PravadaNews – Kementerian Ketenagakerjaan (Kemnaker) kembali membuka program Pembinaan dan Sertifikasi Ahli Keselamatan dan Kesehatan Kerja (K3) Umum Batch 2 dengan kuota 2.100 peserta dari seluruh Indonesia.
Adapun pendaftaran program itu dibuka pada 6–12 April 2026 usai program batch I telah terlaksana.
Sementara program ini dibuka saat kebutuhan perusahaan terhadap Ahli K3 terus meningkat sebagai upaya mencegah risiko kecelakaan kerja.
Selain itu, program K3 ini digelar sebagai pelatihan para pekerja untuk memenuhi standar tuntutan kepatuhan, dan kebutuhan dalam menjaga produktivitas yang sejauh
ini tidak lepas hanya dipandang sebagai pelengkap dalam dunia perusahaan.
Dalam keterangannya, Menteri Ketenagakerjaan (Menaker), Yassierli mengatakan, pembukaan batch II ini merupakan langkah upaya konkret dari pemerintah untuk memperluas akses pekerja terhadap kompetensi K3 yang makin dibutuhkan dunia kerja.
“Melalui program ini, pemerintah memberikan kesempatan seluas-luasnya kepada pekerja dan masyarakat untuk menjadi Ahli K3 yang kompeten, sehingga mampu berkontribusi dalam menciptakan tempat kerja yang aman, sehat, dan produktif,” kata Yassierli dalam keterangan pers Biro Humas Kemnaker, dikutip Senin (6/4/2026).
Baca juga : Kemnaker Perketat Seleksi Program Magang
Menurut Yassierli, penguatan kompetensi K3 itu bukan hanya menyangkut mengenai pemenuhan aturan perushaan, melainkan juga berkaitan perlindungan pekerja dan keberlangsungan usaha.
Karena itu, lanjut Yassierli akses terhadap pembinaan sertifikasi K3 juga harus semakin terbuka dan menjangkau lebih banyak pekerja.
“Kami ingin semakin banyak pekerja memiliki kompetensi K3. Semakin kuat kompetensi itu, semakin besar pula peluang terciptanya tempat kerja yang aman, sehat, dan produktif,” ujarnya.
Seperti pada batch pertama, program ini gratis untuk biaya pembinaan/pelatihan dan peserta nantinya hanya diminta membayar Penerimaan Negara Bukan Pajak (PNBP) sebesar Rp420.000 sesuai Peraturan Pemerintah Nomor 41 Tahun 2023.
Rinciannya meliputi Rp150.000 untuk Sertifikat Pembinaan Pelatihan K3, Rp120.000 untuk Evaluasi SKP AK3, dan Rp150.000 untuk Penerbitan SKP.
Skema ini memberi ruang lebih luas bagi setiap pekerja untuk meningkatkan kompetensi tanpa terbebani biaya pelatihan.
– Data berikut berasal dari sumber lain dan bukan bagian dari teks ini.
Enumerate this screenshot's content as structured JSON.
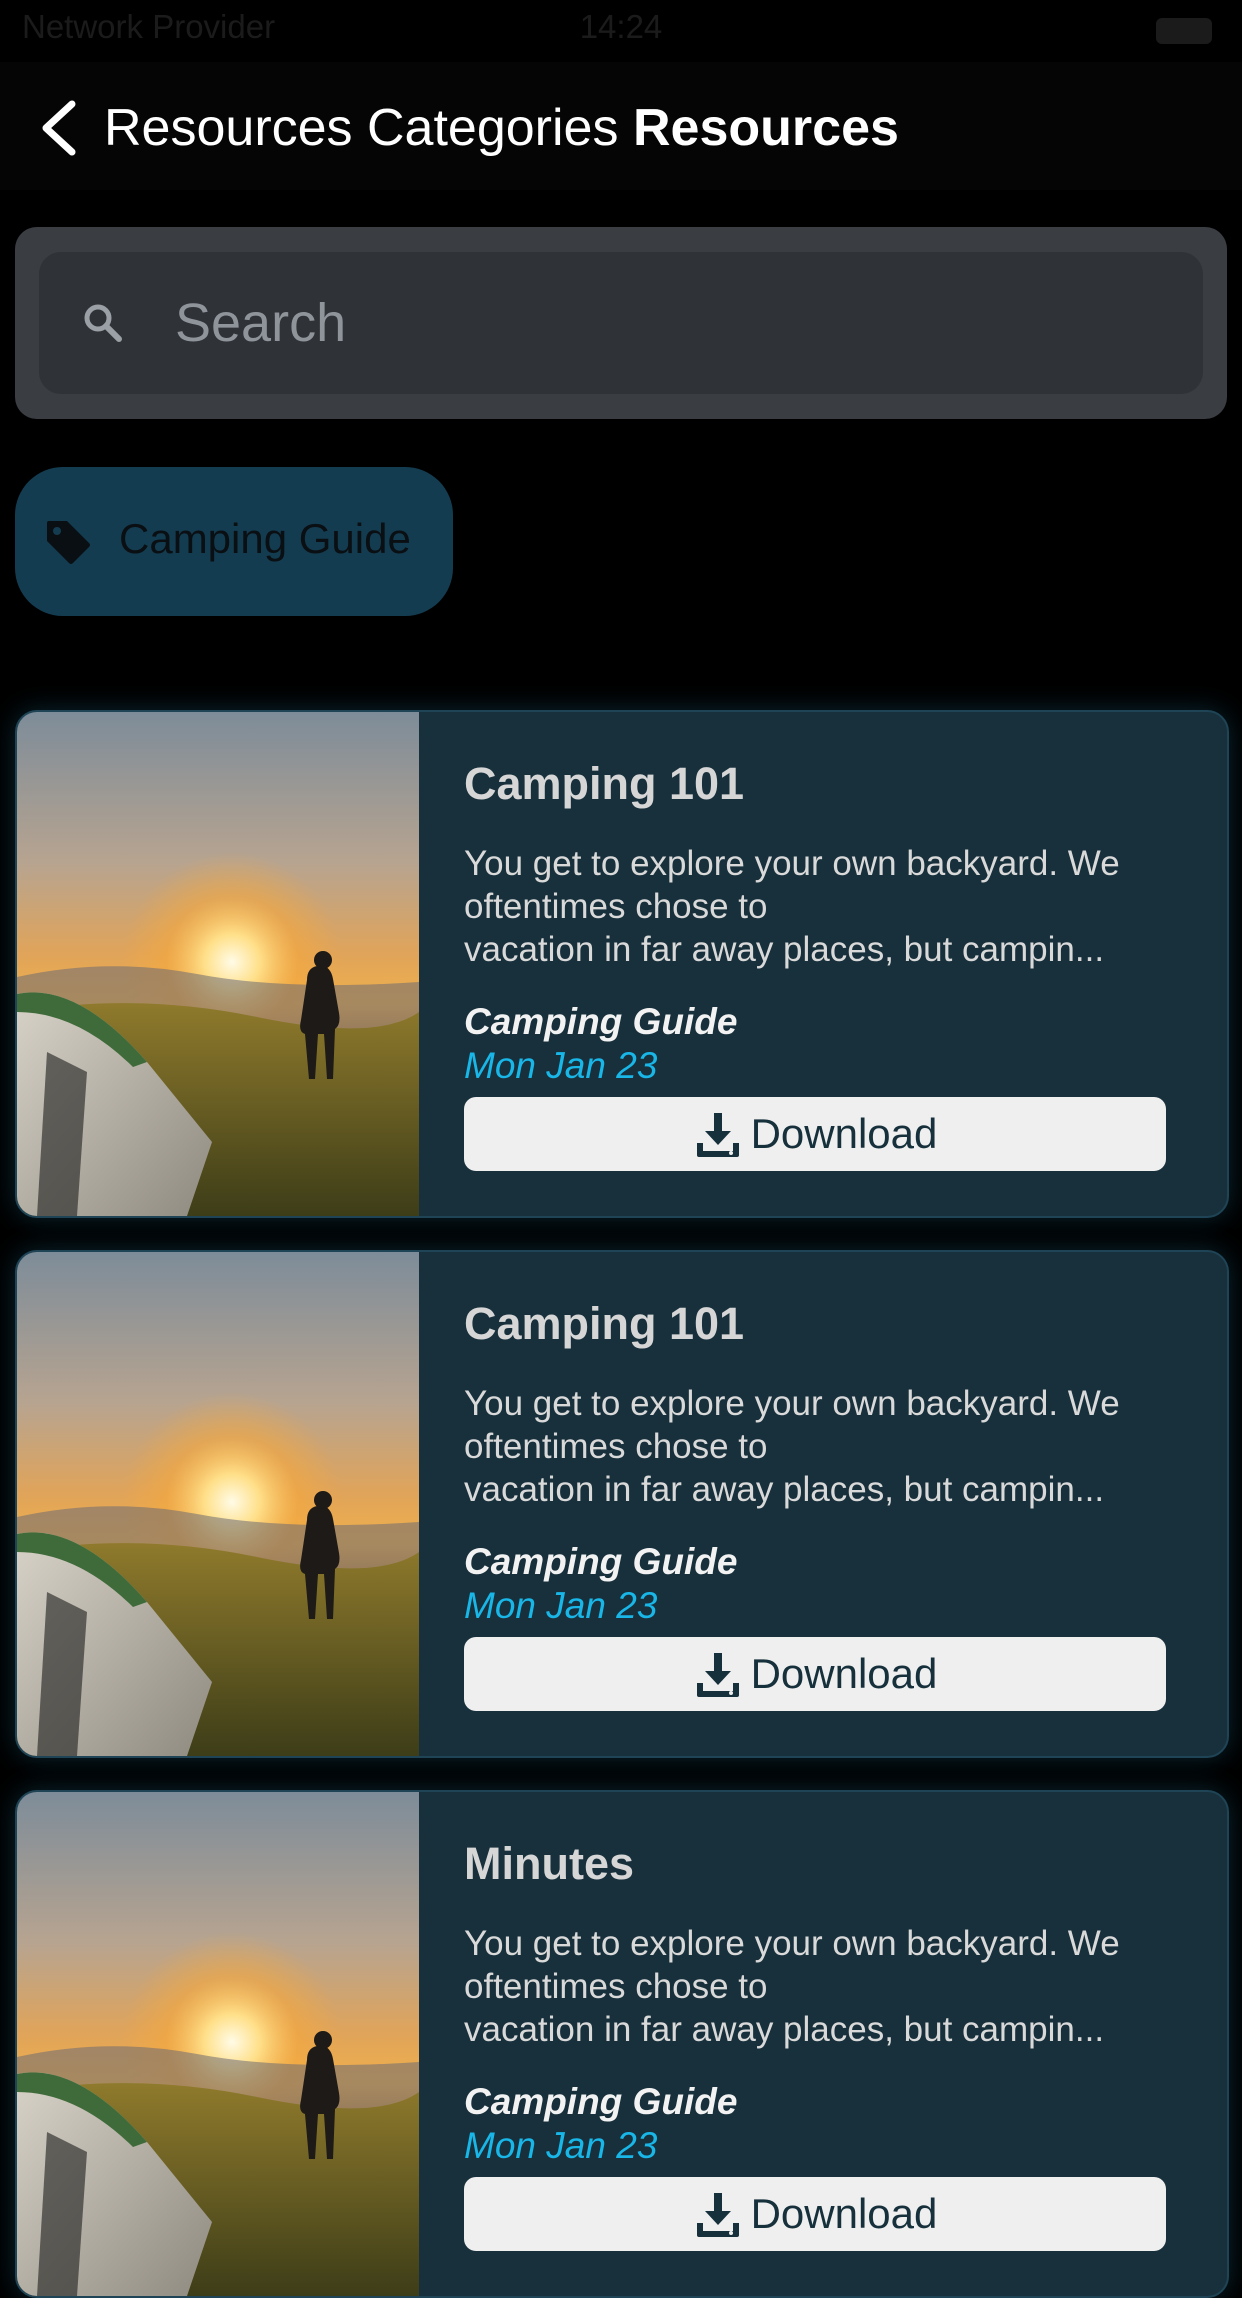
{
  "status_bar": {
    "carrier": "Network Provider",
    "time": "14:24"
  },
  "nav": {
    "back_label": "Resources Categories",
    "title": "Resources"
  },
  "search": {
    "placeholder": "Search",
    "value": ""
  },
  "filter_chip": {
    "label": "Camping Guide",
    "icon": "tag-icon"
  },
  "cards": [
    {
      "title": "Camping 101",
      "description_lines": [
        "You get to explore your own backyard. We",
        "oftentimes chose to",
        "vacation in far away places, but campin..."
      ],
      "category": "Camping Guide",
      "date": "Mon Jan 23",
      "button_label": "Download"
    },
    {
      "title": "Camping 101",
      "description_lines": [
        "You get to explore your own backyard. We",
        "oftentimes chose to",
        "vacation in far away places, but campin..."
      ],
      "category": "Camping Guide",
      "date": "Mon Jan 23",
      "button_label": "Download"
    },
    {
      "title": "Minutes",
      "description_lines": [
        "You get to explore your own backyard. We",
        "oftentimes chose to",
        "vacation in far away places, but campin..."
      ],
      "category": "Camping Guide",
      "date": "Mon Jan 23",
      "button_label": "Download"
    }
  ],
  "colors": {
    "background": "#000000",
    "card_background": "#17303c",
    "chip_background": "#143c50",
    "date_accent": "#19b6e8",
    "button_background": "#efefef"
  }
}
Di sisi lain, perusahaan juga mendapat manfaat dan keuntungan karena kebutuhan terhadap sumber daya manusia dalam rangka memahami keselamatan dan kesehatan kerja terus meningkat.
Kemnaker juga telah menetapkan sejumlah persyaratan bagi peserta. Calon peserta minimal lulusan D3 dan wajib melampirkan scan ijazah asli dalam format PDF, scan KTP dalam format PDF, pasfoto berlatar merah dalam format JPG.
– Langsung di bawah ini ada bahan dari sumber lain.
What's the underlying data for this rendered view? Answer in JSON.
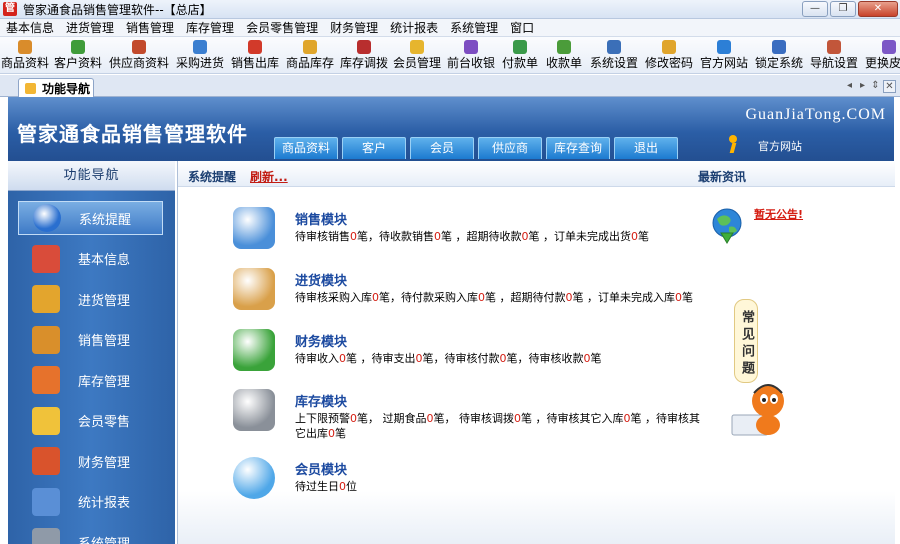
{
  "window": {
    "title": "管家通食品销售管理软件--【总店】",
    "app_icon_glyph": "管",
    "controls": {
      "minimize": "—",
      "maximize": "❐",
      "close": "✕"
    }
  },
  "menu": [
    "基本信息",
    "进货管理",
    "销售管理",
    "库存管理",
    "会员零售管理",
    "财务管理",
    "统计报表",
    "系统管理",
    "窗口"
  ],
  "toolbar": [
    {
      "label": "商品资料",
      "icon": "goods-icon",
      "color": "#d98c2b"
    },
    {
      "label": "客户资料",
      "icon": "customers-icon",
      "color": "#3f9c3a"
    },
    {
      "label": "供应商资料",
      "icon": "suppliers-icon",
      "color": "#c24a2c"
    },
    {
      "label": "采购进货",
      "icon": "truck-icon",
      "color": "#3b7fd0"
    },
    {
      "label": "销售出库",
      "icon": "cart-icon",
      "color": "#d23a2a"
    },
    {
      "label": "商品库存",
      "icon": "boxes-icon",
      "color": "#e0a62c"
    },
    {
      "label": "库存调拨",
      "icon": "transfer-icon",
      "color": "#b82e2e"
    },
    {
      "label": "会员管理",
      "icon": "member-icon",
      "color": "#e6b52e"
    },
    {
      "label": "前台收银",
      "icon": "cashier-icon",
      "color": "#7d4ec2"
    },
    {
      "label": "付款单",
      "icon": "payment-icon",
      "color": "#3a9a4a"
    },
    {
      "label": "收款单",
      "icon": "receipt-icon",
      "color": "#4b9c3a"
    },
    {
      "label": "系统设置",
      "icon": "settings-icon",
      "color": "#3b6fb8"
    },
    {
      "label": "修改密码",
      "icon": "key-icon",
      "color": "#e0a52c"
    },
    {
      "label": "官方网站",
      "icon": "ie-icon",
      "color": "#2c7fd6"
    },
    {
      "label": "锁定系统",
      "icon": "lock-screen-icon",
      "color": "#3a6dc0"
    },
    {
      "label": "导航设置",
      "icon": "nav-settings-icon",
      "color": "#c2563a"
    },
    {
      "label": "更换皮肤",
      "icon": "skin-icon",
      "color": "#7c58c6"
    }
  ],
  "doc_tab": {
    "label": "功能导航"
  },
  "banner": {
    "brand": "管家通食品销售管理软件",
    "site": "GuanJiaTong.COM",
    "nav_tabs": [
      "商品资料",
      "客户",
      "会员",
      "供应商",
      "库存查询",
      "退出"
    ],
    "site_link": "官方网站"
  },
  "leftnav": {
    "title": "功能导航",
    "items": [
      {
        "label": "系统提醒",
        "icon": "info-icon",
        "color": "#2a6fcf",
        "active": true
      },
      {
        "label": "基本信息",
        "icon": "cubes-icon",
        "color": "#d94c3a",
        "active": false
      },
      {
        "label": "进货管理",
        "icon": "boxes-in-icon",
        "color": "#e3a52d",
        "active": false
      },
      {
        "label": "销售管理",
        "icon": "boxes-out-icon",
        "color": "#d98f2b",
        "active": false
      },
      {
        "label": "库存管理",
        "icon": "warehouse-icon",
        "color": "#e6722c",
        "active": false
      },
      {
        "label": "会员零售",
        "icon": "members-icon",
        "color": "#f0c23a",
        "active": false
      },
      {
        "label": "财务管理",
        "icon": "finance-icon",
        "color": "#d9532c",
        "active": false
      },
      {
        "label": "统计报表",
        "icon": "chart-icon",
        "color": "#5a8fd6",
        "active": false
      },
      {
        "label": "系统管理",
        "icon": "gears-icon",
        "color": "#8f9aa8",
        "active": false
      }
    ]
  },
  "content": {
    "section_title": "系统提醒",
    "refresh": "刷新...",
    "news_title": "最新资讯",
    "notice": "暂无公告!",
    "faq": "常见问题",
    "modules": [
      {
        "title": "销售模块",
        "icon": "book-icon",
        "color": "#4a8fd9",
        "desc": [
          {
            "t": "待审核销售",
            "n": "0",
            "s": "笔，"
          },
          {
            "t": "待收款销售",
            "n": "0",
            "s": "笔 ，"
          },
          {
            "t": "超期待收款",
            "n": "0",
            "s": "笔 ，"
          },
          {
            "t": "订单未完成出货",
            "n": "0",
            "s": "笔"
          }
        ]
      },
      {
        "title": "进货模块",
        "icon": "box-in-icon",
        "color": "#d9a04a",
        "desc": [
          {
            "t": "待审核采购入库",
            "n": "0",
            "s": "笔，"
          },
          {
            "t": "待付款采购入库",
            "n": "0",
            "s": "笔 ，"
          },
          {
            "t": "超期待付款",
            "n": "0",
            "s": "笔 ，"
          },
          {
            "t": "订单未完成入库",
            "n": "0",
            "s": "笔"
          }
        ]
      },
      {
        "title": "财务模块",
        "icon": "money-icon",
        "color": "#3aa33a",
        "desc": [
          {
            "t": "待审收入",
            "n": "0",
            "s": "笔 ，"
          },
          {
            "t": "待审支出",
            "n": "0",
            "s": "笔，"
          },
          {
            "t": "待审核付款",
            "n": "0",
            "s": "笔，"
          },
          {
            "t": "待审核收款",
            "n": "0",
            "s": "笔"
          }
        ]
      },
      {
        "title": "库存模块",
        "icon": "database-icon",
        "color": "#8a9099",
        "desc": [
          {
            "t": "上下限预警",
            "n": "0",
            "s": "笔，  "
          },
          {
            "t": "过期食品",
            "n": "0",
            "s": "笔，  "
          },
          {
            "t": "待审核调拨",
            "n": "0",
            "s": "笔 ，"
          },
          {
            "t": "待审核其它入库",
            "n": "0",
            "s": "笔 ，"
          },
          {
            "t": "待审核其它出库",
            "n": "0",
            "s": "笔"
          }
        ]
      },
      {
        "title": "会员模块",
        "icon": "users-icon",
        "color": "#4fa7e8",
        "desc": [
          {
            "t": "待过生日",
            "n": "0",
            "s": "位"
          }
        ]
      }
    ]
  }
}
Calon peserta juga diwajibkan menyerahkan scan dokumen asli dari Surat Pernyataan Kesediaan Peserta Mengikuti Pembinaan yang telah ditandatangani di atas materai dalam berkas format PDF, Curriculum Vitae dalam format PDF, serta scan dokumen asli Surat Keterangan Sehat dalam format PDF.
Peserta juga wajib menyiapkan handphone untuk absensi, komputer atau laptop/PC untuk mengikuti rangkaian pembinaan, serta juga mengikuti ujian yang dilaksanakan di tempat yang telah ditentukan.
Pelaksanaan pembinaan dan sertifikasi dijadwalkan berlangsung pada 27 April hingga 13 Mei 2026. Kemnaker mengimbau pekerja yang memenuhi persyaratan untuk segera mendaftar melalui tautan https://s-link.kemnaker.go.id/AK3UGRATISBATCH2.
Sementara Informasi lebih lanjut dari program ini dapat diakses langsung melalui media sosial resmi Kemnaker.